2022年4月16日 聖書:マルコによる福音書12章26~27節「生きるということ」豊田護兄

人が「生きる」ということの意味は何だろうと、この頃よく思います。年をとったせいかもしれません。春になると花が咲きます。桜に始まり牡丹,藤、芍薬と続きます。我が家の芍薬は祖父が60年前に炭住の小さな庭から持ってきたもので、父から受け継いだ数少ない物の一つです。もうすぐすると花が咲き父を思い出します。

 今日の聖書は、父の葬儀の挨拶の時話したのを思い出させます。スタインベックの「怒りの葡萄」の中にある   「死んだ者の事は、神様がしてくださる。だから今は生きている者の為に祈ろう」  私は生きて何をしたのでしょうか。何か意味のある事をしたのでしょうか。

 父が亡くなる少し前に、母に連れられ珍しくコンサートに来ました。モーツアルトのレクイエムで、ソロを吹く日で。何とか演奏し一人立たせてもらいました。終わってロビーで父がものすごく喜んでいました。それから40年後、娘のコンサートで、ヘンデルの曲で娘がソロを見事に吹き、やはり一人立たせてもらいました。その時父の喜びが何だったのかが分かりました。私も何かを伝えられたと感じました。

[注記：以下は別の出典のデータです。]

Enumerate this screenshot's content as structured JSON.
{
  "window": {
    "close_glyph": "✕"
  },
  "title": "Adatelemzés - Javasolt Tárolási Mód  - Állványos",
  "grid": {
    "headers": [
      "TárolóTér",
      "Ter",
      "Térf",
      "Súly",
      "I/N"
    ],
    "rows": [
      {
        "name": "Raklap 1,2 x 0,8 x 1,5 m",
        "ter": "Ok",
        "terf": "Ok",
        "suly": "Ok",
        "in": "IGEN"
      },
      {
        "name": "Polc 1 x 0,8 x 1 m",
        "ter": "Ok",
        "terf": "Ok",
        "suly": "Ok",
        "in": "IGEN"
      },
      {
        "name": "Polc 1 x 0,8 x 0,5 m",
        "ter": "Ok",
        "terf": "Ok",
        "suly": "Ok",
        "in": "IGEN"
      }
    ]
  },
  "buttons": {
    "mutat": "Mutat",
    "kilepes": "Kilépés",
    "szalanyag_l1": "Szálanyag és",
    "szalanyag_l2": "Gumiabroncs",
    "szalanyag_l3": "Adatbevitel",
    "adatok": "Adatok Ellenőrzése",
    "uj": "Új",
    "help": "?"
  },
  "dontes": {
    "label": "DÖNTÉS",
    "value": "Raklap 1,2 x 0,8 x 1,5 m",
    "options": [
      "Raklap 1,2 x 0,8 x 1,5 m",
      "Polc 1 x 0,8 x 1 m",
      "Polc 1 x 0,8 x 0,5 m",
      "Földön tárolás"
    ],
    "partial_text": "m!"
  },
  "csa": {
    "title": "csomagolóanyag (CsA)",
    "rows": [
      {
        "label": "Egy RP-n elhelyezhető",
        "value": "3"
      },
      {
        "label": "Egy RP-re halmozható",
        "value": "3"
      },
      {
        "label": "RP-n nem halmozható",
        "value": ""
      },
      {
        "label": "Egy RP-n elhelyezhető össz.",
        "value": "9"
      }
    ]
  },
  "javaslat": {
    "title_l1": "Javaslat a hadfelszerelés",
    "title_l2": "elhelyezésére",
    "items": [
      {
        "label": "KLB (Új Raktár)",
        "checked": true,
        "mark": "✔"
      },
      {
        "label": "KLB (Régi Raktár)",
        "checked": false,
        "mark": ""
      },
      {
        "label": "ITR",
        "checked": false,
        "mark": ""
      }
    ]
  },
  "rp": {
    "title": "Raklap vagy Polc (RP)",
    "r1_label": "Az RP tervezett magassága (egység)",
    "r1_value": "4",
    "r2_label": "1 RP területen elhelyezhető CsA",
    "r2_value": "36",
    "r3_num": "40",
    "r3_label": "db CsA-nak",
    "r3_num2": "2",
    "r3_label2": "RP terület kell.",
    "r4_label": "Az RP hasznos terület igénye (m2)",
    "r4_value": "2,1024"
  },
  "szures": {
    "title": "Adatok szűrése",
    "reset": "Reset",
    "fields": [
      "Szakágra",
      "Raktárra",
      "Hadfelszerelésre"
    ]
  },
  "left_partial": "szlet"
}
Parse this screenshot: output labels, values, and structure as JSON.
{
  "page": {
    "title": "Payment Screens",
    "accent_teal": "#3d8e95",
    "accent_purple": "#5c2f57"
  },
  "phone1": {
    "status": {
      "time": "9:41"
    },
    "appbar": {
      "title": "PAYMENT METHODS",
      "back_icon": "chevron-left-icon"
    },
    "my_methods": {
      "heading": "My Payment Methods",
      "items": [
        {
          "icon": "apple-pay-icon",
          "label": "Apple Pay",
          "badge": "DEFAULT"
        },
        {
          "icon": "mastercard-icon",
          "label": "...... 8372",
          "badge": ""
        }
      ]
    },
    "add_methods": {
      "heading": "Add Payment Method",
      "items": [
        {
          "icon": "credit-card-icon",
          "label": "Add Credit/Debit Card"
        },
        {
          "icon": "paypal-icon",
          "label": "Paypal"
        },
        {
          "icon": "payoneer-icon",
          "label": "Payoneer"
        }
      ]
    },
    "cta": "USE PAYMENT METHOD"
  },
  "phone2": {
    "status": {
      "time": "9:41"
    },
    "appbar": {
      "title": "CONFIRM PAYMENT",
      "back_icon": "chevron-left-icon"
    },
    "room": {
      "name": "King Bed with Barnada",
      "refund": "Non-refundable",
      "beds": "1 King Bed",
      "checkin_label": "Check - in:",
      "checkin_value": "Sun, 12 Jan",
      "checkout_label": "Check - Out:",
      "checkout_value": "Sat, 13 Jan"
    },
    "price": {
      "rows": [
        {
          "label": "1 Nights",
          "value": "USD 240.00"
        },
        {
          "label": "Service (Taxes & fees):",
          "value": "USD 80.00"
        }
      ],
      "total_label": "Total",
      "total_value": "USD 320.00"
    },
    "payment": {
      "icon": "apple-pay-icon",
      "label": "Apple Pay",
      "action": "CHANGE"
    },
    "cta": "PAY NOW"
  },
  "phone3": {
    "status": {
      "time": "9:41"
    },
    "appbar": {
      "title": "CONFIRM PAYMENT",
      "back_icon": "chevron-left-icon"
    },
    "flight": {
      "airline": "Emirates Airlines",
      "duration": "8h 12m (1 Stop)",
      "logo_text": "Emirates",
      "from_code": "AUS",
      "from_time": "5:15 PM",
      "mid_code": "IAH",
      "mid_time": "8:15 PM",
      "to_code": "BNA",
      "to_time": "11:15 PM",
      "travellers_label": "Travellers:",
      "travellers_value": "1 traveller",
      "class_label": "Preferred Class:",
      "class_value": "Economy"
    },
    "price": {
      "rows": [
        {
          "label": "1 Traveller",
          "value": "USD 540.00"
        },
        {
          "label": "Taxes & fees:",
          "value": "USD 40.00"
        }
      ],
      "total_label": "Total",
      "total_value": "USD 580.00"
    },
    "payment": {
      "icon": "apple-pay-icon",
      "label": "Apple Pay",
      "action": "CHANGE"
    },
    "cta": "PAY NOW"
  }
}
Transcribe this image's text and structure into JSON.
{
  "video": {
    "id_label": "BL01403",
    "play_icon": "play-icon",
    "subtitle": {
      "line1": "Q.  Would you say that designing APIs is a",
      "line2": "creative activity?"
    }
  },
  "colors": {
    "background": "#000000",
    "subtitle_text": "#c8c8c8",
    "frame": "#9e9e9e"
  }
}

 人が生きるということは、親子も含め多くの人と関わることです。そしてなにかを教わり何かを伝えることを繰り返します。最近母から山椒の味噌で食べる竹の子の味とツワブキの煮物味を教わりました。これは伝えねばなりません。全ては日常の小さな積み重ねなのでしょう。特別な事ではなく、その人の生きてきた意味を次の世代に伝えなければなりません。それが何であれ、芍薬であれ山椒おみそであれ。それが生きる意味なのかもしれません。